Home   |  Issues  |  The Daily Star Home | Thursday, September 13, 2007

By Osama Rahman

Brand names have become a big deal and this has not been something recent. As far back as anyone remembers, brand names have prevailed, that with good reasons too. Many, however, are quick to attack brand names. The myriad of arguments against it does get tiresome at one stage, but no matter how much a person rants about brand names, s/he would be glad to own something with a popular label, so that is being hypocritical. Instead of wasting our lives cursing brand names, let's take time to think why they are the way they are and how it affects society as a whole.

The Name Value, The Prestige, The Outrageous Price
The heading pretty much gives the reason that separates brand names from the rest, in a nutshell. But then one might wonder where the name value arises. Simply put, brand names are globally marketed and thus it is highly important for them to maintain quality. Most products without a brand name provide really good quality things too, but the brand of a particular product, acts as a guarantee of the product's quality and also as a warranty. Other products without brand names cannot ensure this trust that a brand name instills in its customers. Also brand names are instantly recognized and in due time people become familiar with their choice of brands and its usage are comfortable for them.

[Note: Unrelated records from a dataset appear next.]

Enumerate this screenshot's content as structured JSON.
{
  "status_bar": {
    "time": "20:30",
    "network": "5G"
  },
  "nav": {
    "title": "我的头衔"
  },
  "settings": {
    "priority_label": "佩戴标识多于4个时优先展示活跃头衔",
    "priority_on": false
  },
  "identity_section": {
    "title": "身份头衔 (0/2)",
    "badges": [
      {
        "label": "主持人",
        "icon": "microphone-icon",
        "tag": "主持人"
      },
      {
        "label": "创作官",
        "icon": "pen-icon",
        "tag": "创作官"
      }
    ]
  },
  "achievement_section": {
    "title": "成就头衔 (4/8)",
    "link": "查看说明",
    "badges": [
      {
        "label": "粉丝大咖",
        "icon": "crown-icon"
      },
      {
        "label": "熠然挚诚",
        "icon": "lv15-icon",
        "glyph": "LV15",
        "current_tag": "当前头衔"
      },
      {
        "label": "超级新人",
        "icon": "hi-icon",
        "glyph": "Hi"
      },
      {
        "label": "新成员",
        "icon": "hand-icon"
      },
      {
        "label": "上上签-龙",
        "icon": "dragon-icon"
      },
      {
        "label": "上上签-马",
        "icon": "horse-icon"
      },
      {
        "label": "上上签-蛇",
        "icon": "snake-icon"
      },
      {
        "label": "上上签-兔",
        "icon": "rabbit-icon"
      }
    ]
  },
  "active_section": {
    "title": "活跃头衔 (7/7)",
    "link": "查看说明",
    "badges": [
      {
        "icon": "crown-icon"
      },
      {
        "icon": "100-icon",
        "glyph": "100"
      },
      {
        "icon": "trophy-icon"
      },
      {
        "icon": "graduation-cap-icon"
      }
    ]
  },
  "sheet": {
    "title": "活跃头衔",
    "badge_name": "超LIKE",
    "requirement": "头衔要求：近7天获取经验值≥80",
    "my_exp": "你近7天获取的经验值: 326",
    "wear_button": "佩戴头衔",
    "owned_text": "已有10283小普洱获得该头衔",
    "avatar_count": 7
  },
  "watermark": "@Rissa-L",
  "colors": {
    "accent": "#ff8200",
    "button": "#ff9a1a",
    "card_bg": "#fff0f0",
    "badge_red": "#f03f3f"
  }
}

The Prestige factor also plays a very vital role in the upsurge and the continuing trend of brand names. It is deemed to be more prestigious to own pair of Nikes than a pair of, say North Star shoes. The prestige factor is just there, because it is common knowledge that a modern-day pauper cannot afford a Rolex watch whereas a prince can and thus a non-prince person would purchase a Rolex to get the feel of being a prince. Well, something like that anyway. The concept is that, some objects can be owned by rich people only as a way to distinguish them from poor people, thus brand names are expensive and that in turn helps them cater to rich people only. This may seem cruel when put in words but this way of thinking works in almost all of us. Before you disagree with me, picture wearing the same clothes as your rickshaw puller. I bet you wouldn't want to be in that situation. Most of us wouldn't and though that's extreme discrimination, sadly it's the truth. Therefore, wearing or using a branded product adds to our prestige level and stands as a testament of our place in society.

The Outrageous Price- Many people grumble about the outrageous price that is prevalent when buying a branded good. This happens because branded goods put a lot of emphasis on advertisement and their whole “image” is created via extensive and expensive advertisement. Bata, though a globally-acclaimed brand, does not put as much emphasis on advertisement as it does on quality and though it is well-appreciated, it fails to create the “class” that shoes like Gucci and Reebok have. The class is created by bringing in classy and rich people to endorse the products of Gucci, Reebok, Armani etc. All the advertisement adds to the price of the product and thus the exorbitant rates.

Whatever Appeals To The Masses
“Now it's all about Versace, you copied my style.”
---------- Tupac Shakur, Hit Em' Up

A brand name cannot act as an identity for someone. For every Versace that you wear, there are millions who own the same thing, therefore there is no originality in brand names. However, people still continue to purchase brand names and this isn't a bad thing. Brand names are inclined to provide quality goods because if they fail, they would have to answer to a global force of consumers and usually the company's whereabouts are well-known, so there really isn't a place to hide. It doesn't matter that there are many people who wear the same thing as you, because this helps you to unite with a lot of Homo sapiens. It's a unity thing, like the one with our “Amar Desh” bands and the new generation “converse craze”. Plus, it helps you to feel less left out and that is a big thing in itself.

Brand names however don't end with products, it carries on in the tertiary sector too. Using well-known services is also a matter of pride such as going to a great hospital or staying in Sheraton instead of Mid-Night Sun.

The trend also continues in terms of education, where going to a reputed school like Green Herald or Sunbeams is better than going to a lesser-known school. Once more the question of prestige comes into place. The aforementioned schools would prefer taking students from a good background and also choose to admit the more intelligent child. So, is it fair to say that these schools are discriminating against the lesser intelligent? Teachers with better credentials are given preference, so is this a method of ensuring quality or stifling opportunities for the youth work-force? The schools also charge a good amount of tuition fees, so would a person be correct in saying that the school is discriminating against poor children, because everyone knows that many pupils never get a deserving scholarship?

It's really a topic that can carry on forever, but it is wise sometimes to let things be the way they are. Sometimes our cruelty is hidden and we try not to let it surface and if someone comes close to unearthing it, we speak against that person. This is the way things are, brand names don't only help us to distinguish but it also helps us to discriminate and we do it knowingly, pretending to be ignorant about the fact. It's about time to be less narrow minded and though appreciating quality is good for me but let us eliminate the whole concept of prestige when it comes to brand names. After that, everything will be simple and brand names can be appreciated for their true value.